Y de pronto un enjambre de soldados pontificios nos salió al paso entre la puerta del Torrione y el portón de Lungara. Hubo intercambio de disparos. Los romanos nos superaban ampliamente en número. En aquel pasadizo iba a quedar sellado nuestro destino. Hubo algún enfrentamiento cuerpo a cuerpo, ese momento de duda en que la guerra se convierte en trifulca. Mi espada hurgó en dos cuerpos. Y entonces, desde detrás de las filas enemigas, llegó un grito.
—¡Los enemigos están dentro! ¡Sálvese quien pueda en lugares fuertes y seguros!
Fue quizá el grito cobarde que decidió la batalla, el que cubrió de oprobio a Renzo da Ceri, que no quiso ser héroe en ese día y vivió en la vergüenza durante nueve años hasta que la muerte tuvo piedad de él y se lo llevó haciéndolo caer de un caballo. Nosotros apenas éramos doscientos, ellos nos cuadruplicaban en número. Pero les pudo el miedo. Retrocedieron, despavoridos, mientras los arcabuceros imperiales disparaban contra sus espaldas. El terror se extendió como la pólvora y los defensores abandonaron las murallas, dejando a nuestra suerte la primera defensa de la ciudad.
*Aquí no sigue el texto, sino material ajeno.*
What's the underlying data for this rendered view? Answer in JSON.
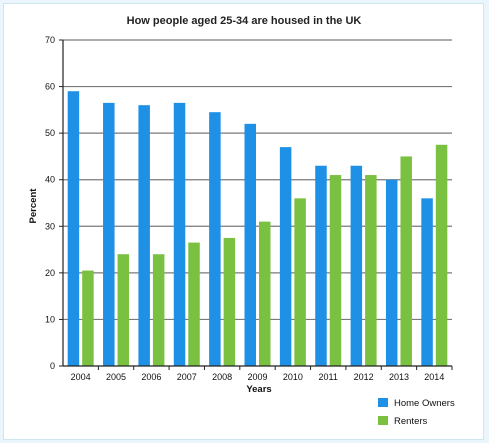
{
  "chart_data": {
    "type": "bar",
    "title": "How people aged 25-34 are housed in the UK",
    "xlabel": "Years",
    "ylabel": "Percent",
    "ylim": [
      0,
      70
    ],
    "yticks": [
      0,
      10,
      20,
      30,
      40,
      50,
      60,
      70
    ],
    "grid": true,
    "legend_position": "bottom-right",
    "categories": [
      "2004",
      "2005",
      "2006",
      "2007",
      "2008",
      "2009",
      "2010",
      "2011",
      "2012",
      "2013",
      "2014"
    ],
    "series": [
      {
        "name": "Home Owners",
        "color": "#1e90e6",
        "values": [
          59,
          56.5,
          56,
          56.5,
          54.5,
          52,
          47,
          43,
          43,
          40,
          36
        ]
      },
      {
        "name": "Renters",
        "color": "#7ac142",
        "values": [
          20.5,
          24,
          24,
          26.5,
          27.5,
          31,
          36,
          41,
          41,
          45,
          47.5
        ]
      }
    ]
  }
}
El brazo me dolía de trinchar hombres. Ni siquiera advertí que tenía dos o tres cortes yo mismo. Me llevé la mano a la boca, pero detuve el gesto cuando vi mis dedos embadurnados de rojo. Todo quedó tranquilo durante un minuto que pareció una eternidad. Respiré hondo. Aquella voz de alarma había intranquilizado a sus hombres para llenar de valor a los nuestros.
Estábamos dentro de Roma, en efecto. Las calles iban a convertirse en ríos de sangre.